The Lewis Legacy-Issue 82, Autumn 1999
The Fate of Peter Rabbit
The C.S. Lewis Foundation for Truth in Publishing
September 1, 1999
In the April 1999 issue of Mythprint David Bratman reviewed The Case of
Peter Rabbit: Changing Conditions of Literature for Children by Margaret
Mackey (Garland, 1998, hc, 208 pp., $55.) Frederick Warne, Potter's
original publisher and copyright owner, is now a tiny imprint of a
multimedia conglomorate. Mackey says the re-engraving of Potter's art for
copyright reasons has been poorly done, and new formatting destroys her
book design. Similarly, Bratman notes, Winnie-the-Pooh is commercially
exploited by Disney; and Unwin, Tolkien's publisher, is now owned by a
giant commercial conglomorate. Bratman did not mention the current
commercialization of Narnia.
In his novel In Heaven as on Earth M. Scott Peck credits C. S. Lewis's The
Great Divorce for his inspiration.
* All the Bells on Earth by James Blaylock (Ace Books). "Blaylock is one of
the most brilliant of that new generation of fabulist writers; All the
Bells on Earth may be his best book...mystical and enthralling...at once
reminiscent of C. S. Lewis's That Hideous Strength and Clive Barker's urban
fantasies." --Washington Post Book World. In fact, Blaylock's book is a
lightweight compared to Lewis's, but it is closely connected to the
Lindskoogs, because it takes place near their home in picturesque central
Orange, CA. The story begins: "A wet winter night.

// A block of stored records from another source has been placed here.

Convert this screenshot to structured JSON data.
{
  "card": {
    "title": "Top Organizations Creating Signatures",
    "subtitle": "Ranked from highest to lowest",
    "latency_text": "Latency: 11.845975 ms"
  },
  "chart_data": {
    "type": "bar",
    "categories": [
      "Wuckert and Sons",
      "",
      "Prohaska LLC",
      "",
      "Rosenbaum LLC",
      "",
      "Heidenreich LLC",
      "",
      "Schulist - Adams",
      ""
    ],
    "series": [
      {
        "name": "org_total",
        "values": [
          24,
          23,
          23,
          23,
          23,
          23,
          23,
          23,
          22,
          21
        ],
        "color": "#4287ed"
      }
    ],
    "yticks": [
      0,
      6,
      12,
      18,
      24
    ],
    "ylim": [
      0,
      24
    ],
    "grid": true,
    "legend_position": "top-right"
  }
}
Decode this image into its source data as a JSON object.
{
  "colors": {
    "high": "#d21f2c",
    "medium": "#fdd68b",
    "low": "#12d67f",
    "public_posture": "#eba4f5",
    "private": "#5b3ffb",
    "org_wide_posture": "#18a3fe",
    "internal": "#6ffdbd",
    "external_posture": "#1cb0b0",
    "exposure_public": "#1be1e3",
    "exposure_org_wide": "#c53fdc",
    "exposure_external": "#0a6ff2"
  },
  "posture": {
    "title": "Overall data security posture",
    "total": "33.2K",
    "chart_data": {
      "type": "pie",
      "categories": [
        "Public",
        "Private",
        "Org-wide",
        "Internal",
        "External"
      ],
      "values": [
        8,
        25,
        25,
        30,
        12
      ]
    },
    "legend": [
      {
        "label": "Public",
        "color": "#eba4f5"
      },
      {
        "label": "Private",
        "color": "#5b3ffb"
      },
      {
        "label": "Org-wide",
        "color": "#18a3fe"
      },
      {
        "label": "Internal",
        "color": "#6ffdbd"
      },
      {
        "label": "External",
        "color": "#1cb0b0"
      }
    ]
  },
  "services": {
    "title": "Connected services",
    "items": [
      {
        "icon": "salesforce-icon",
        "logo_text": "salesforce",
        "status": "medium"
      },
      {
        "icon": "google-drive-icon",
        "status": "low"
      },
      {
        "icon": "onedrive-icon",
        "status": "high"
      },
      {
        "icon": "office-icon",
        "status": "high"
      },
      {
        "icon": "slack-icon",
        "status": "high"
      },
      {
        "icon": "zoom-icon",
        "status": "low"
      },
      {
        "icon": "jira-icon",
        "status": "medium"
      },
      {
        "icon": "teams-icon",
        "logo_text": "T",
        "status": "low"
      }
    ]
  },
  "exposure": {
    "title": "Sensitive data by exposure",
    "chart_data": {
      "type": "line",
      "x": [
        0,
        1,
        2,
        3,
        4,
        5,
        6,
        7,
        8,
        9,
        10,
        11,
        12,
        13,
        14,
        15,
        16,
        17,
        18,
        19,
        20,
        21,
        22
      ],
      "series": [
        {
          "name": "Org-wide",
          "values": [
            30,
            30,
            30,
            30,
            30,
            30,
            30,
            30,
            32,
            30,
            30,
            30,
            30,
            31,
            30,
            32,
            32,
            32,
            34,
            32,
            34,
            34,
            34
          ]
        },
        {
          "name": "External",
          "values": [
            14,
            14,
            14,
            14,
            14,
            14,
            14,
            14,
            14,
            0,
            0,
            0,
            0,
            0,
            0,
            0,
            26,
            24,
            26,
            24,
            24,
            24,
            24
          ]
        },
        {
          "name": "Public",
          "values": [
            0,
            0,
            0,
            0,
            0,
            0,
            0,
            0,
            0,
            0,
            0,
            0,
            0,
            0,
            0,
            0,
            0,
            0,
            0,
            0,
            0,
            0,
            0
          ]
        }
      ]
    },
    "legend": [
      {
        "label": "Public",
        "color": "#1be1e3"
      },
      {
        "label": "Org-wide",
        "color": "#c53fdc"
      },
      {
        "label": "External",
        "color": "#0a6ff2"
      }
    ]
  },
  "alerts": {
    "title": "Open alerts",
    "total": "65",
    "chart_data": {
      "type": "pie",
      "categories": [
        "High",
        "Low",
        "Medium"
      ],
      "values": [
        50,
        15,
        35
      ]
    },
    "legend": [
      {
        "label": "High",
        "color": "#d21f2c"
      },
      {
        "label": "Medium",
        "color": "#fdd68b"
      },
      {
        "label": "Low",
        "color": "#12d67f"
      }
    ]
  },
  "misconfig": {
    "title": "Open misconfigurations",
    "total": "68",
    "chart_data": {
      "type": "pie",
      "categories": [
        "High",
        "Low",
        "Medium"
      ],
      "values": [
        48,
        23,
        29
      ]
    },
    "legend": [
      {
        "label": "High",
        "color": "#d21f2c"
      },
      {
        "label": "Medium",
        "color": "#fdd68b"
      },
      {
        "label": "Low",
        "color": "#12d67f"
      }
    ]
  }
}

Nearly two in the
morning and the spirit of Christmas haunts the ocean wind, sighing through
the foil candy canes that sway from lampposts along Chapman Avenue, through
the ribs of the illuminated Santa Claus in the distant Plaza, along empty
alleys dark with shifting, anxious shadows. Raindrops slant across the
misty glass globes of streetlamps, and heavy, broken clouds drift across
the face of the moon. For a few moments the terra-cotta tiles of St.
Anthony's Church glisten in the moonlight." Blaylock lives is central
Orange and is a friend of Legacy reader Tim Powers.